This meme represents a deal-breaker for me, FYI.
M: Today’s Deb-Blog Has Been Brought to You by the Letter D for Dudes and the Letter M for Men: An Homage
(This is a PG post but I am discussing my delight for men with my trademark snark.)
Golly, I love men. Truly. I love their company, their masculinity, their strength, their form, their manly hands, how they look, move and the way some smell. But beyond objectification, I like how they think and how they complement my femininity. I’m feminine. I enjoy being a girl!
Look, I know it isn’t politically correct or trendy to talk about gender differences. I know first hand how a lot of those differences have kept women from advancing and everyone from living their genuine truth. And that sucks. I also get there’s vast fluidity to the gender binary. I just heard a fascinating story on NPR’s “This American Life” about a trans man who, upon taking testosterone, said he instantly had a different, more aggressive reaction to women and couldn’t have his once “good cry” anymore, so I believe there is a biology that influences behavior. But this is a light blog, folks, come on! I’m just expressing and acknowledging my experience with sweeping generalities and pausing to appreciate men. So imagine Sam from “Sex In the City” is writing this. (“Sam” is one of my nicknames in certain circles. Those who truly know me know there’s a little bit of Carrie, Miranda, Charlotte and Sam in me.) Sam is independent and not quick to emotionally attach to the men she dates. That part’s me. When Sam was sick, she didn’t have anyone to help her. That part’s me. But when her draperies fell off her bedroom window when she was sick, she helplessly crumbled because she didn’t know how to fix them. Not me. I can hang my own curtains and manage my own plumbing. But I digress. Or do I?
Straight, bi, pans, gay, friends and lovers, the men in my life are open, genuine and welcoming. Men give me just what I need when I know what I need; advice, solutions, company, you name it. Men can be tender, emotional and vulnerable, too, but even then they know what they need. In fact, it’s beautiful when a man feels safe to be emotionally intimate.
And a man who is both strong and kind is terribly rare but most attractive, like my dad. Dad set a high bar for the qualities I require in a relationship; fearless but not aggressive, confident but not egotistical, kind but not passionately grandiose, brilliant, liberal, generous and capable.
I’ve never been married. As much as I adore men, I never could quite figure out what to do with one in captivity. So I’m a satisfied single, currently focused on my writing and public speaking, trying to establish a stable income again and my quest of self-discovery. I’ve always been the type to spend time alone between serious relationships, anyway, to “consciously uncouple” in Gwyneth Paltrow‘s words, but in a useful context. I don’t trust someone who moves from one serious relationship to another with barely a breath in between. I learned that lesson with one of those types and once was enough. I adore being in the company of that one, special man but any man worth my time deserves more of me than I can give right now. Besides the time and financial restrictions of coming out of my stay-at-home daughter role, I am recovering from the last relationship and have some baggage to sort.

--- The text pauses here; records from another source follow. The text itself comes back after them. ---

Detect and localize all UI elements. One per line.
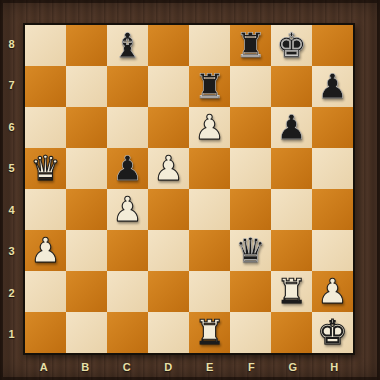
square-g7[interactable]	[271, 66, 312, 107]
file-label-f: F	[231, 355, 273, 378]
square-a4[interactable]	[25, 189, 66, 230]
square-h8[interactable]	[312, 25, 353, 66]
square-f7[interactable]	[230, 66, 271, 107]
square-g4[interactable]	[271, 189, 312, 230]
square-e5[interactable]	[189, 148, 230, 189]
rank-label-1: 1	[0, 314, 23, 356]
square-e7[interactable]: ♜	[189, 66, 230, 107]
square-d5[interactable]: ♟	[148, 148, 189, 189]
piece-black-king[interactable]: ♚	[276, 25, 306, 66]
piece-white-rook[interactable]: ♜	[194, 312, 224, 353]
square-g6[interactable]: ♟	[271, 107, 312, 148]
square-f5[interactable]	[230, 148, 271, 189]
piece-black-rook[interactable]: ♜	[235, 25, 265, 66]
square-h6[interactable]	[312, 107, 353, 148]
file-label-c: C	[106, 355, 148, 378]
square-c7[interactable]	[107, 66, 148, 107]
square-a1[interactable]	[25, 312, 66, 353]
square-e1[interactable]: ♜	[189, 312, 230, 353]
square-c5[interactable]: ♟	[107, 148, 148, 189]
square-a8[interactable]	[25, 25, 66, 66]
square-e4[interactable]	[189, 189, 230, 230]
piece-white-pawn[interactable]: ♟	[317, 271, 347, 312]
square-d4[interactable]	[148, 189, 189, 230]
square-c1[interactable]	[107, 312, 148, 353]
square-d6[interactable]	[148, 107, 189, 148]
chess-app: 87654321 ♝♜♚♜♟♟♟♛♟♟♟♟♛♜♟♜♚ ABCDEFGH	[0, 0, 380, 380]
square-c4[interactable]: ♟	[107, 189, 148, 230]
square-e6[interactable]: ♟	[189, 107, 230, 148]
square-b7[interactable]	[66, 66, 107, 107]
rank-labels: 87654321	[0, 23, 23, 355]
piece-black-pawn[interactable]: ♟	[112, 148, 142, 189]
rank-label-7: 7	[0, 65, 23, 107]
square-b3[interactable]	[66, 230, 107, 271]
piece-black-queen[interactable]: ♛	[235, 230, 265, 271]
file-labels: ABCDEFGH	[23, 355, 355, 378]
rank-label-2: 2	[0, 272, 23, 314]
square-c6[interactable]	[107, 107, 148, 148]
square-b6[interactable]	[66, 107, 107, 148]
chess-board: ♝♜♚♜♟♟♟♛♟♟♟♟♛♜♟♜♚	[25, 25, 353, 353]
square-g1[interactable]	[271, 312, 312, 353]
file-label-d: D	[148, 355, 190, 378]
square-d8[interactable]	[148, 25, 189, 66]
square-a7[interactable]	[25, 66, 66, 107]
square-a5[interactable]: ♛	[25, 148, 66, 189]
piece-white-pawn[interactable]: ♟	[153, 148, 183, 189]
square-f6[interactable]	[230, 107, 271, 148]
rank-label-4: 4	[0, 189, 23, 231]
square-g2[interactable]: ♜	[271, 271, 312, 312]
square-e8[interactable]	[189, 25, 230, 66]
square-b1[interactable]	[66, 312, 107, 353]
file-label-a: A	[23, 355, 65, 378]
piece-white-pawn[interactable]: ♟	[30, 230, 60, 271]
square-e2[interactable]	[189, 271, 230, 312]
piece-white-rook[interactable]: ♜	[276, 271, 306, 312]
square-b4[interactable]	[66, 189, 107, 230]
rank-label-5: 5	[0, 148, 23, 190]
square-d3[interactable]	[148, 230, 189, 271]
square-d2[interactable]	[148, 271, 189, 312]
square-h5[interactable]	[312, 148, 353, 189]
square-a2[interactable]	[25, 271, 66, 312]
square-f3[interactable]: ♛	[230, 230, 271, 271]
square-g5[interactable]	[271, 148, 312, 189]
file-label-b: B	[65, 355, 107, 378]
board-border: ♝♜♚♜♟♟♟♛♟♟♟♟♛♜♟♜♚	[23, 23, 355, 355]
square-d1[interactable]	[148, 312, 189, 353]
square-c3[interactable]	[107, 230, 148, 271]
square-a3[interactable]: ♟	[25, 230, 66, 271]
piece-black-pawn[interactable]: ♟	[317, 66, 347, 107]
piece-white-queen[interactable]: ♛	[30, 148, 60, 189]
piece-black-bishop[interactable]: ♝	[112, 25, 142, 66]
square-h1[interactable]: ♚	[312, 312, 353, 353]
piece-white-pawn[interactable]: ♟	[112, 189, 142, 230]
square-e3[interactable]	[189, 230, 230, 271]
square-h2[interactable]: ♟	[312, 271, 353, 312]
square-c8[interactable]: ♝	[107, 25, 148, 66]
rank-label-8: 8	[0, 23, 23, 65]
square-h4[interactable]	[312, 189, 353, 230]
square-d7[interactable]	[148, 66, 189, 107]
piece-white-pawn[interactable]: ♟	[194, 107, 224, 148]
square-h3[interactable]	[312, 230, 353, 271]
square-h7[interactable]: ♟	[312, 66, 353, 107]
file-label-h: H	[314, 355, 356, 378]
file-label-e: E	[189, 355, 231, 378]
square-f1[interactable]	[230, 312, 271, 353]
square-b8[interactable]	[66, 25, 107, 66]
piece-white-king[interactable]: ♚	[317, 312, 347, 353]
square-f2[interactable]	[230, 271, 271, 312]
square-g8[interactable]: ♚	[271, 25, 312, 66]
square-c2[interactable]	[107, 271, 148, 312]
square-b5[interactable]	[66, 148, 107, 189]
square-a6[interactable]	[25, 107, 66, 148]
square-b2[interactable]	[66, 271, 107, 312]
rank-label-3: 3	[0, 231, 23, 273]
square-g3[interactable]	[271, 230, 312, 271]
square-f8[interactable]: ♜	[230, 25, 271, 66]
square-f4[interactable]	[230, 189, 271, 230]
piece-black-rook[interactable]: ♜	[194, 66, 224, 107]
file-label-g: G	[272, 355, 314, 378]
piece-black-pawn[interactable]: ♟	[276, 107, 306, 148]
rank-label-6: 6	[0, 106, 23, 148]
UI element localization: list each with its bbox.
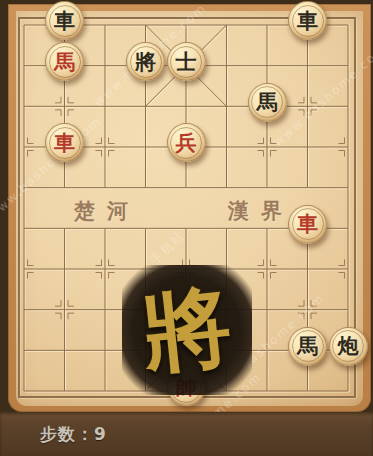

Now back to objectification. Physical attraction is whole other matter. Attraction is organic. For me, if it’s not there pretty much immediately, it’s never going to be. Now most of my close friends know I am a nose woman. You read right. We’re out there. It is the first characteristic I notice; not the only one but it’s psychologically inexplicable and a total deal breaker. I have made the mistake of compromising on this one more than once, which I regret. Hey, some like blondes, some brunettes, big booties, etc. For me, it’s the nose that, of course, fits the face, too. And it’s not just the nose. And after a long, exhaustive, unscientific study, I can state there is no correlation between the nose, feet, hands or any feature with any other part of the anatomy (and some of those are deal breakers, too). You’re just going to have to trust me on that or do your own research. (The study isn’t complete yet.)
If the physical attraction is strong, I have found three other characteristics are telling – and all three – if he’s got compatibility potential; how he drives and his relationship with food and with his vehicle. I’m not sharing how those translate because I’d be giving away too much to someone who may enter my life in the future and do some surreptitious research on my blog someday.
It’s also a deal breaker if a man spends money he doesn’t have or shouldn’t proportion towards me. Of course, how he spends accordingly matters but money can’t buy me love, right Beatles? Plus, what would I value that anyone bought me who doesn’t know me? But what a turn on to get just what my heart desires or what I didn’t know I wanted.
Actions speak louder than words, too. But be a man of your word. I am torn by two perfect songs for this point, I have decided to share both:
I’m not a commodity, either. This may be a big factor why I have never been married because just hearing someone say I’m a good catch implies marketing of oneself to the highest bidder, which creeps me out. Perhaps there is a value component to all relationships but not of money, things or superficial worth.
So to those men who have touched my life, thank you. I wish all those past, present and future happy lives.